This may seem like a discussion of an event that is three years and five months in the future. Already the presidential race is in full force. 2016 is not that far away, and the race for the White House has begun.
For Democrats there is little mystery. Only two possible candidates appear to be in consideration.
Vice-president Joe Biden is at a distinct disadvantage. He is involved in the Obama administration, and must show support for the President’s agenda. Putting him in a delicate situation is the success or failure of Mr. Obama in his final three-and-a-half years. The President’s favorability rating will weigh heavily on Biden’s chances of attaining his party’s nomination for 2016.
The front runner continues to be Hillary Clinton. For nearly two years she was the most admired politician in America. Mistakes she made in 2008 when she was competing with now President Barrack Obama, will be part of the past. She is known as articulate, strong, intelligent, and extremely qualified.
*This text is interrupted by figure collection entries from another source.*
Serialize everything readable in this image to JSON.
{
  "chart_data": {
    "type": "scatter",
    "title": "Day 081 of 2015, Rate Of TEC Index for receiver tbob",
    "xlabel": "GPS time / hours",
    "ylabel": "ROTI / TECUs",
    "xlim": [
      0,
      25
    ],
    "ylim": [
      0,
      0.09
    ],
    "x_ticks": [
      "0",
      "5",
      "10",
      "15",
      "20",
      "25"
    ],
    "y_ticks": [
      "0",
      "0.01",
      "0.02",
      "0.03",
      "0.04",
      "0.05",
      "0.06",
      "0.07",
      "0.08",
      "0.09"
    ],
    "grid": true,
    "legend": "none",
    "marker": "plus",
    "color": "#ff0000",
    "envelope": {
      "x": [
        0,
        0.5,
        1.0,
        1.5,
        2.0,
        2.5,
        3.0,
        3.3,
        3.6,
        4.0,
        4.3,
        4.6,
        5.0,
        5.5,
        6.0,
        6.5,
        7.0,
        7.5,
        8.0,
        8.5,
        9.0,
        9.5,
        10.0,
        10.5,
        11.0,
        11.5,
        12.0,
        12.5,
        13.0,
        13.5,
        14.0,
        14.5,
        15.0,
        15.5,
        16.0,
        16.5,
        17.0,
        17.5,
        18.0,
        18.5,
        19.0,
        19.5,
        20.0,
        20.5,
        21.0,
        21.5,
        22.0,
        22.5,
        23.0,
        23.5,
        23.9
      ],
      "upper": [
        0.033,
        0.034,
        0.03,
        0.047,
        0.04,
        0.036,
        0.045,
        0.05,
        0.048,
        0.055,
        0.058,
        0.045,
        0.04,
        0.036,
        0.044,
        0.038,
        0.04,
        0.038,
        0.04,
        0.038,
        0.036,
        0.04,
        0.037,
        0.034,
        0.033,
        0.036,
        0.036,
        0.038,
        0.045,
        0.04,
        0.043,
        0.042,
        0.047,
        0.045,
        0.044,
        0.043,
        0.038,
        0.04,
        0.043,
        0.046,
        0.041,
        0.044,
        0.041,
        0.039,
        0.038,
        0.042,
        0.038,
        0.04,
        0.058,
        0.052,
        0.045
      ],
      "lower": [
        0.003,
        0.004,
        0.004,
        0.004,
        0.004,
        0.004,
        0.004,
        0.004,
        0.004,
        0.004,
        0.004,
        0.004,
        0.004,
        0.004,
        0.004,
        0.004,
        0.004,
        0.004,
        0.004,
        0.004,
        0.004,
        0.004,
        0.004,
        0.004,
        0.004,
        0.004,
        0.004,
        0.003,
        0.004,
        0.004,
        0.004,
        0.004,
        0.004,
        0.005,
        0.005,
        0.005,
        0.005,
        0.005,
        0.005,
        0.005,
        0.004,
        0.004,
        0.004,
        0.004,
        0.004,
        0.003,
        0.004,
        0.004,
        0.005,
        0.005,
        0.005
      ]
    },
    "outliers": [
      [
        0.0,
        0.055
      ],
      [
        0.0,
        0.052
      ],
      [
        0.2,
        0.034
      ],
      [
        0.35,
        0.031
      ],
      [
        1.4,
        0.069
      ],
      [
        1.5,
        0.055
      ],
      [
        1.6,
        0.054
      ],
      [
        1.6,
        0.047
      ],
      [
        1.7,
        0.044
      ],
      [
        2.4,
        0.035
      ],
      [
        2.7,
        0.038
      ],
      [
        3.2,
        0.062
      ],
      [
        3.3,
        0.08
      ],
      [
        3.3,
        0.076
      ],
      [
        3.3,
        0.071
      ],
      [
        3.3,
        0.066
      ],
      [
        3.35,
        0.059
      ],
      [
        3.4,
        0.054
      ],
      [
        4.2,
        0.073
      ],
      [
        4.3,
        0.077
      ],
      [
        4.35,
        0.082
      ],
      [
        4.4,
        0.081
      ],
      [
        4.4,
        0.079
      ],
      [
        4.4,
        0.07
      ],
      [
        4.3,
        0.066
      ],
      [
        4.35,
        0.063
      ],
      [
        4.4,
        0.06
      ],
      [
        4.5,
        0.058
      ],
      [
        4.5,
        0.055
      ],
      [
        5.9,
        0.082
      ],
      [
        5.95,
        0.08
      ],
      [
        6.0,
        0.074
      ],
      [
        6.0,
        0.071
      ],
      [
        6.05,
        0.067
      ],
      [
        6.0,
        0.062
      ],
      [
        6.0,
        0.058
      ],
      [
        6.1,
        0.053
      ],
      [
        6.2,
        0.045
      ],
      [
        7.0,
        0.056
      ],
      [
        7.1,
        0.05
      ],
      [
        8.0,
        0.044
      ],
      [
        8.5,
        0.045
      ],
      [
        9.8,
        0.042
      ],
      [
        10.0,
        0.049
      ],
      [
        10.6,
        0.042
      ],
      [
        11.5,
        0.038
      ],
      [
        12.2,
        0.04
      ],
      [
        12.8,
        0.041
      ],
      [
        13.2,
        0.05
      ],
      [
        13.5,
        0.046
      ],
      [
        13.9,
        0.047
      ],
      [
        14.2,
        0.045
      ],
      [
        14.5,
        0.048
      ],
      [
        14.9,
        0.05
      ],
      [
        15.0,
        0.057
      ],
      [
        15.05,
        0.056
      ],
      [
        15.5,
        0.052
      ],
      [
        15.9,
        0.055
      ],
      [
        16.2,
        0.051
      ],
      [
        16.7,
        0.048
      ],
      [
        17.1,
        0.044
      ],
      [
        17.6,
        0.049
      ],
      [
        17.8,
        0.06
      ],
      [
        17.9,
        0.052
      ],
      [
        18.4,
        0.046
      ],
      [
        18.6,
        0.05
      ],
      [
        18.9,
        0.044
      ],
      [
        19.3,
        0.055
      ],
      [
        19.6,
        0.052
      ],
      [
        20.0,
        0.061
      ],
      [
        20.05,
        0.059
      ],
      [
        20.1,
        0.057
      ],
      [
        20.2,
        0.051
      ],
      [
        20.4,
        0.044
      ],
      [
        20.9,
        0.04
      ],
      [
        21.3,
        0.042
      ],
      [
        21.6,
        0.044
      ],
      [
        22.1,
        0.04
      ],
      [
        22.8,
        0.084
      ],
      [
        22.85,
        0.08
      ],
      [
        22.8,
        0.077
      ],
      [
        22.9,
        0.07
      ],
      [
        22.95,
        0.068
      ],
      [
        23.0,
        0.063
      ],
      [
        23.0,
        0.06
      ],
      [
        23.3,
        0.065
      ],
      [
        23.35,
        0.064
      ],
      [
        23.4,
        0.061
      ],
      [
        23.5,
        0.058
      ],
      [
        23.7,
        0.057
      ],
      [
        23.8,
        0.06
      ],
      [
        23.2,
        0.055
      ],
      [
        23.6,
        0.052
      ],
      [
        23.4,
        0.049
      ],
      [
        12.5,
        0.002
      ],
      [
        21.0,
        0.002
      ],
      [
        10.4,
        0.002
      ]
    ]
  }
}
The emergence of women as a political power will be a driving force, should she formally declare her candidacy.
The Republican Party is far more interesting. Multiple candidates surfaced in 2012. There was perennial candidate Ron Paul, disgraced by his own party Newt Gingrich, and son of the Pope, Rick Santorum. Also hopefuls were Herman, ‘I never met a woman I didn’t want,’ Cain, Rick, ‘I never passed a bar without tasting its wares,’ Perry, and Michelle, ‘I know I’m crazy, but crazy is what the TEA Party is all about,’ Bachman.
None of them could match Mitt, ‘corporate raider,’ Romney. He had more money and more contributors than the rest combined.
Republicans will not want for financial donors in 2016. Thanks to the allowance by the Supreme Court of illegal campaign financing, they will assuredly be inundated with more money than in 2012.
The man, or woman, who receives the Republican nomination will be chosen by a small group of the GOP. And, that person will not truly be representative of the Republican platform of the past.
Immediately after the Democrat’s devastating victory in 2012, one name survived the ashes of destruction.
Democrats decisively won the election, and exit polls demonstrated the who, why, and how. Republicans lost the vote of Hispanics, women, and younger voters by a huge margin. Polls also showed that voters felt Romney was out of touch with the average American.
TEA Party darling, and virtually obvious choice, was Florida Senator Marco Rubio. He was handsome, young, energetic, and a son of Puerto Rican immigrants. He would undoubtedly change the direction of the GOP.
Ensuring his prominence as a Republican, he was selected as a member of the ‘gang of eight,’ to draft a bill encompassing a program of universal immigration reform.
Four Democrats, and four Republicans, including Rubio, labored long and hard to create a bipartisan piece of legislation. When they rose from committee, as a group they expressed pride in their accomplishment. Days after their combined victory, Rubio said he would vote against his own bill.
The Governor of New Jersey, Chris Christie, has become a political conundrum. Once considered to be in the group of front runners for 2016, he has been ostracized by his own party.
When Super Storm Sandy struck the northeastern coast of the United States in 2012, New Jersey suffered unbelievable damage. President Obama visited the area with Governor Christie, and promised federal aid. A camaraderie crossing party lines found the Governor and the President joining in a combined effort to secure relief for the devastated citizens of New Jersey.
That was a cardinal sin for the extreme right. How dare Christie give any type of approval to a black Democratic President?
From that day forward, Christie lost the support of many extremists in his party. But he gained the respect of the American people. His punishment was not being invited to the CPAC earlier this year.
The front runner early in 2013 is the new TEA Party standard bearer, and self-proclaimed libertarian, Rand Paul. Numerous publicity stunts and unofficial campaign events have increased his popularity ratings.
Paul reminds me of Ronald Reagan. I know most of you are not old enough to remember Reagan’s rise from actor to California Governor to President of the United States. But I do. I actually was present for a speech he made while running for the Governorship of California.
He had great advisors. He was charismatic, and told us what we were begging to hear.
Reagan was a competent governor. He was instrumental in solving many of the state’s problems.
When he was elected as President of the United States, he was adequate in the first two years of his initial term. It was all downhill from there. Reagan displayed his true colors. He was pro-big business. He was anti-labor. He began what became the continuation of Republican economic policies of ‘trickle down economics’ which have proven to be a fantasy. And he was as corrupt as most while he attempted to achieve his personal imperialistic goals with the Iran-Contra scandal.
Mr. Paul appears to be his clone. He portrays himself as an advocate of the American people and as a protector of the Constitution. My fear is that he is bought and paid for by the Koch brothers.
If he achieves the position of ultimate power, he will mirror the lack of principals of Ronald Reagan. Big business will own America as it did during the Reagan and Bush administrations.
It may be early, but, in reality, the race for the 2016 White House has begun.
As far as I, and most of my fellow independents are concerned, so far we have “slim pickens.” Like it or not, the 2016 race for the White House is on!